There is a nifty little trick that can enable SLI on a non-SLI motherboard by simply flashing the BIOS.
There's nothing cooler than a little cheat, a work-around that opens up a whole new world in squeezing out all the performance juices a PC can generate. Granted, sometimes a little tweak here and a little tweak there can generate the opposite effect, rendering the machine literally "bricked" in a sense that the damage is mostly irreversible. However, BIOS modifications are nothing to sneeze at, and require a bit more knowledge to manipulate than average users may think. With that said, forcing SLI on a non-SLI motherboard is not something Tom's will officially endorse, and may very well void the motherboard's warranty if the process goes haywire.
Apparently, Tweaktown has stumbled upon an article in Taiwanese magazine PC Home Advance that explains how to enable SLI support on a motherboard without Nvidia's prized SLI certification. According to Nvidia, motherboard manufacturers using Intel's X58 chipset must pay for the company's official certification if they want to enable SLI support in Nvidia's ForceWare drivers. But what if the motherboard can offer SLI by flashing it with another certified BIOS? Would that be cheating Nvidia?

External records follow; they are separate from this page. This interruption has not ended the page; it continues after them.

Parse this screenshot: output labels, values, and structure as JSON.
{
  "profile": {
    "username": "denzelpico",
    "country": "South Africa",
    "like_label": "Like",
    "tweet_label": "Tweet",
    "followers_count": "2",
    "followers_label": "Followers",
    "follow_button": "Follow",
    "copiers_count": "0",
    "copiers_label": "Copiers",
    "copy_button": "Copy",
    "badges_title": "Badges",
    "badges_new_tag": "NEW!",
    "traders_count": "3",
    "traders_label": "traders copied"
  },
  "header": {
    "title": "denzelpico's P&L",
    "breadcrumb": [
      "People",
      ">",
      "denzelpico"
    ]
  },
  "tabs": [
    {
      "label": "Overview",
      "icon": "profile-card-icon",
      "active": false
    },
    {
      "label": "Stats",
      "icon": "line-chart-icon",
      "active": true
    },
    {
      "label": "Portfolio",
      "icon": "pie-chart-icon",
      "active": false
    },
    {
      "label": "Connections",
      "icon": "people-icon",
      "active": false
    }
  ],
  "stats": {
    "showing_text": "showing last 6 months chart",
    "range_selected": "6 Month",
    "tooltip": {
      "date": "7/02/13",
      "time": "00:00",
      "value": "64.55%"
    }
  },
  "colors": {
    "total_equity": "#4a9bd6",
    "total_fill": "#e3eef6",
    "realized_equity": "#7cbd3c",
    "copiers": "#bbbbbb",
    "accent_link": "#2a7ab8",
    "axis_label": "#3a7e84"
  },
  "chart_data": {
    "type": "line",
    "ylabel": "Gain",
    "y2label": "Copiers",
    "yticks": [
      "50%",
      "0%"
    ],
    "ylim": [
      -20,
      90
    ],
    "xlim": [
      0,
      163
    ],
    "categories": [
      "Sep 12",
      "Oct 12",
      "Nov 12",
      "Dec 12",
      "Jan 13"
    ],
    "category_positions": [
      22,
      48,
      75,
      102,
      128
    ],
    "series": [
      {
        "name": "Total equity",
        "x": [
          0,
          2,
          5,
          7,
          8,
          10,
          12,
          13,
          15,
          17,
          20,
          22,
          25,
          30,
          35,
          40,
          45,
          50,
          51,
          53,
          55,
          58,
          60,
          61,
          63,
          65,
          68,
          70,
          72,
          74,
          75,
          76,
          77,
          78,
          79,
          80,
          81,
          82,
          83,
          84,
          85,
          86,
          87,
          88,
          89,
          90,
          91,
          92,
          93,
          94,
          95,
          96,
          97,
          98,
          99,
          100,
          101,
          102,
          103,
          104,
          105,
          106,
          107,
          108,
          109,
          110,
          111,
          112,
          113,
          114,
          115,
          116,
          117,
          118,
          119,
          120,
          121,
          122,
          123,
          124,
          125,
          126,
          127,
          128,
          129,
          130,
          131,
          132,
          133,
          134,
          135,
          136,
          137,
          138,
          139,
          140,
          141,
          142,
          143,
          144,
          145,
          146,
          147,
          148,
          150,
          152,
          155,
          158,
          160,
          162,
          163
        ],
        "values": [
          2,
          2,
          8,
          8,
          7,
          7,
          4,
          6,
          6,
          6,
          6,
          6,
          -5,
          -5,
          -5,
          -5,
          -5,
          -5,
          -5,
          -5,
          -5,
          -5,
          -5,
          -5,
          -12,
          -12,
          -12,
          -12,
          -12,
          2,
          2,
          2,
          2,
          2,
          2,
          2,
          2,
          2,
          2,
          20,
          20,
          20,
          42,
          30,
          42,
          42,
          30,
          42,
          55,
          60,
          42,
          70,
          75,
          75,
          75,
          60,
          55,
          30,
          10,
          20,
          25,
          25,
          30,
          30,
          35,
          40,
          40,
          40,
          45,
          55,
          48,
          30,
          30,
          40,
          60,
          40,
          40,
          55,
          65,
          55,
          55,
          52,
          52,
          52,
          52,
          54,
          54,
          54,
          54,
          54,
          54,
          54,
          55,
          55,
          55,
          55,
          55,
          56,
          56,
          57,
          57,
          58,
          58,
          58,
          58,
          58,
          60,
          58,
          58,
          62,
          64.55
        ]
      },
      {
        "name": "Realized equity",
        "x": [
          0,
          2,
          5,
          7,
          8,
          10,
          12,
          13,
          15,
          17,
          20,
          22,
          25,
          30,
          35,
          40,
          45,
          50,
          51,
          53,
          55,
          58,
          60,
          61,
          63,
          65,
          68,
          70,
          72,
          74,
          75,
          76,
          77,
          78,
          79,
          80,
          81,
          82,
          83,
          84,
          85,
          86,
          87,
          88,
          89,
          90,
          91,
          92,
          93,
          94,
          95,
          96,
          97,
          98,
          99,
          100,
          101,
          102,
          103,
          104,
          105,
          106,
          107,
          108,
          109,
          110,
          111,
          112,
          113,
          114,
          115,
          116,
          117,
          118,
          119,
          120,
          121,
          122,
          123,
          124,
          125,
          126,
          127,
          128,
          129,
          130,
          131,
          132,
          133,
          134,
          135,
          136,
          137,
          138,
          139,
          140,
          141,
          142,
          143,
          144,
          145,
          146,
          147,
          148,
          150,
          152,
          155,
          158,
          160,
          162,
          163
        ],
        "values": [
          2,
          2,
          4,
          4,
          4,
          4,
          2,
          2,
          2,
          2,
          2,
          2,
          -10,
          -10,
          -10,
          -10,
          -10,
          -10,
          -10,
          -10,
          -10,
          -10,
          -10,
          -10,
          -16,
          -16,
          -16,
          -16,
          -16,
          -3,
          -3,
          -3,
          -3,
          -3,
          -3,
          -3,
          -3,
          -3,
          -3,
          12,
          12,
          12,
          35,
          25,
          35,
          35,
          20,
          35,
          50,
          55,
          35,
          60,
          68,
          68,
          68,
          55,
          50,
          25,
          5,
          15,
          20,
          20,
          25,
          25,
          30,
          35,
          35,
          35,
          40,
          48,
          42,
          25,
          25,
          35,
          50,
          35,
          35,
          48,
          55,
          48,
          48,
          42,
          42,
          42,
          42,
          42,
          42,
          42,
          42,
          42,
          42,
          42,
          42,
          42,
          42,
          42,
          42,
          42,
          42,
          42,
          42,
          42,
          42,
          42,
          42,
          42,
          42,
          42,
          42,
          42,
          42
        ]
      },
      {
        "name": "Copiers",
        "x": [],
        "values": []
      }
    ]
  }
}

Would that even work?
For Gigabyte's EX58-UD4, the method does work according to the PC Home Advance article. The magazine managed to flash the motherboard with the latest F6 Gigabyte EX58-UD4P (note the "P") Nvidia SLI-certified BIOS and actually enable SLI on the cheaper EX58-UD4 model. Ironically, the EX58-UD4 offers CrossFire multi-GPU setups right out of the box, so by flashing the BIOS, the board thus supports both CrossFire and SLI. Coolness.
In order to get the SLI mode set up, users must grab a copy of Spiflash.exe, a DOS-based flashing program, as other flashing programs such as QFlash and @BIOS will not work. Next, reboot the PC using a DOS boot disk (or USB thumb drive for that matter) and enter the DOS command prompt. From there, users simply need to enter the command "SPIFLASH EX58UD4P.F6" and voila! The BIOS flash update will commence. Once that completes, users simply reboot the PC back into Windows; SLI support should now be readily available.
While the process sounds easy, enabling SLI on a non-SLI motherboard is not guaranteed to work, and may even render it useless. However, it will be interesting to see if consumers can get the SLI up and running, and if Gigabyte and/or Nvidia will release any kind of statement in regards to this SLI "cheat."